Well, maybe you did, and good for you!
But for the other 99.9 percent of us, this wasn't the case.
So as time goes on and school, work, kids, and just life in general starts to happen, it seems that you each fall into habits of taking care of certain things.
For women, it can seem that we take on a lot more on our plates than our husbands do, and it can be frustrating at times.
We ask our husbands, "Hunny, can you please help me out?"
But the thing is, we really shouldn't have to ask if they can help US out.
What we need to ask is, "Hunny, can you just do this?"
Here are some reasons why you should stop asking your husband to help YOU out, and just to help out in general.
He has value, don't diminish it
Your husband is a grown man. He can make his own decisions; take responsibility for his own actions.
He is not your special helper or assistant; he is a fully contributing adult to your household.
If there is something that needs to be done but he doesn't notice, it's OK to point it out and ask him to do it. But it's because he is your partner, and it's as much of his duty as it is yours.
It means you have all the responsibility
It is actually not part of your job description to keep track of everything that needs to get done in the house or with the kids.
It is also his responsibility, his house, and his kids.
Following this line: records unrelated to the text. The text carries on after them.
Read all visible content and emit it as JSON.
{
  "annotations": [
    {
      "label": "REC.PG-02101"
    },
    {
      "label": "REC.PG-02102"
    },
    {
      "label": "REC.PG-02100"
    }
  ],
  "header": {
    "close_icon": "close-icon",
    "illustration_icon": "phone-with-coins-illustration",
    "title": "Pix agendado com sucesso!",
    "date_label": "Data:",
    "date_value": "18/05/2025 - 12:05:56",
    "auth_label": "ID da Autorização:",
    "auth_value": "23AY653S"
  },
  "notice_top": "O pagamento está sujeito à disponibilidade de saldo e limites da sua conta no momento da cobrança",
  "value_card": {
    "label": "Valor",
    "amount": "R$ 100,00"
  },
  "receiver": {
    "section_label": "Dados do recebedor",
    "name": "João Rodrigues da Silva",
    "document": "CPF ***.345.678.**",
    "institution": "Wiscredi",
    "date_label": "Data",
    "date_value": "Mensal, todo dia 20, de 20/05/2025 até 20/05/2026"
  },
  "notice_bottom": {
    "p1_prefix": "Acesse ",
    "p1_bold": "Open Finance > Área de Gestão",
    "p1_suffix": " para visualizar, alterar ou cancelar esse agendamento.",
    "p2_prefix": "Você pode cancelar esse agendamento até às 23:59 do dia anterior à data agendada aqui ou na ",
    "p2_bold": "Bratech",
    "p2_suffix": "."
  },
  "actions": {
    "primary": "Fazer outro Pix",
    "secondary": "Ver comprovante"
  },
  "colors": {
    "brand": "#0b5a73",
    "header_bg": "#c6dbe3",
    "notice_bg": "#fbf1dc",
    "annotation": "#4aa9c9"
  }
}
Don't create the perception that you have all this responsibility and he is just there to help you every now and then. Trust him to shoulder some of that, and the fact that he probably knows what needs to be done as well, as you.
Don't give your kids the wrong perception
Kids notice a lot of things.
If it seems that you do everything, and that you always have to ask Dad to help you instead of just asking to help in general, they might think this is how it's going to be when they are married.
They may think that mom does everything and Dad just does stuff if mom asks for help, when this is untrue.
Show your kids that you share the load together, and by helping each other out instead of just him helping you, you set the precedent that a husband and wife work together as a united team.
You are partners in everything
Just as was mentioned before- you are a team.
A team has the same goals with each teammate contributing to help them accomplish that goal. After all, there is no I in team right?
You both want a healthy home and family, and his purpose on this team is to not just be there to help you out. His role is to be a husband and a father, as yours is to be a wife and a mother. As partners you help each other improve these titles.
You know that your husband is a great man, and that he doesn't not help on purpose.
But it is also ok to ask him to do things that need to be done, because he probably wants to help in the first place. Remember it's not about helping YOU it's about helping the family.